Year-end chart performance for WWF Forceable Entry
| Chart (2002) | Position |
|---|---|
| Canadian Albums (Nielsen SoundScan) | 144 |
| Canadian Alternative Albums (Nielsen SoundScan) | 47 |
| Canadian Metal Albums (Nielsen SoundScan) | 24 |
| US Billboard 200 | 189 |

==Certifications==

Certifications for WWF Forceable Entry
| Region | Certification | Certified units/sales |
| United States (RIAA) | Gold | 500,000^{^} |
^{^} Shipments figures based on certification alone.

==Release==
WWF Forceable Entry was released on March 26, 2002 by Columbia Records in association with SmackDown! Records, a division of WWE.

==Reception==
===Commercial===
WWF Forceable Entry was a commercial success.

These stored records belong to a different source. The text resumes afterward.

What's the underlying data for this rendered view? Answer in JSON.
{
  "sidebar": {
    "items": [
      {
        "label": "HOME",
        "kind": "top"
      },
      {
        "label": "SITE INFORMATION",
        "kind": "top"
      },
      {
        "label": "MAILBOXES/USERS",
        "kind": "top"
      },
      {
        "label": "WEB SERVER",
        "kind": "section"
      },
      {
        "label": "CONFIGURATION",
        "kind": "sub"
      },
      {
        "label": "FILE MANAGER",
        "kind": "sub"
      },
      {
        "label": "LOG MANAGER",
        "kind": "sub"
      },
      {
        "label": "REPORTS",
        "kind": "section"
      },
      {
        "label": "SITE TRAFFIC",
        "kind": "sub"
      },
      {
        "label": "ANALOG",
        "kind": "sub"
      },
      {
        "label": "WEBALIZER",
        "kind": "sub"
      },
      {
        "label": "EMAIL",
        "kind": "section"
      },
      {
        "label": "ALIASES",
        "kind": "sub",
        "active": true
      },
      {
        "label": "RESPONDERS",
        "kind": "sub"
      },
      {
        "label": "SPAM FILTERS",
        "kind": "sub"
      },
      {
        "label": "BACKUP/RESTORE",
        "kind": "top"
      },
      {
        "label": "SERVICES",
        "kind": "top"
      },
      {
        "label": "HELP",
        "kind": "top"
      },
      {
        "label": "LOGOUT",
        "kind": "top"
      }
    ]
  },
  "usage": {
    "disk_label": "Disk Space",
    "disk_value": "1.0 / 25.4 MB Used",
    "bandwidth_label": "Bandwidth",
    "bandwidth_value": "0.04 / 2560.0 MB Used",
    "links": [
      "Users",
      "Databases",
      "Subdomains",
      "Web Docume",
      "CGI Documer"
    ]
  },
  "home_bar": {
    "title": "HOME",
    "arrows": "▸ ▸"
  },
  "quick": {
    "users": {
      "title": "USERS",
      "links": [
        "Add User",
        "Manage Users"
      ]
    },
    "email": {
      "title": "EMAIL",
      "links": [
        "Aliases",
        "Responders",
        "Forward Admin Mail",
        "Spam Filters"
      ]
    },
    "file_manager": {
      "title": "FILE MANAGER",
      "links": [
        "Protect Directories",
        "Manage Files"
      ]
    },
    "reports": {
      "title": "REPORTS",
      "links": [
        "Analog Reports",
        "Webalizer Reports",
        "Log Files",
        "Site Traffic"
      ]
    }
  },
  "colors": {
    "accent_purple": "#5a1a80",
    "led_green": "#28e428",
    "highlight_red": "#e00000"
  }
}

In the US, the album reached number three on the US Billboard 200; in Canada, it reached number three on the Canadian Albums Chart. It was certified gold by the Recording Industry Association of America, indicating sales of over 500,000 units. The album sold over 145,000 copies in the US in its first week on sale.

===Critical===
Music website AllMusic awarded the album two out of five stars. Writer Johnny Loftus noted that Forceable Entry "will be most relevant to wrestling fans," but joked that "fans of heavy music...might seek this set out in the local sale bin."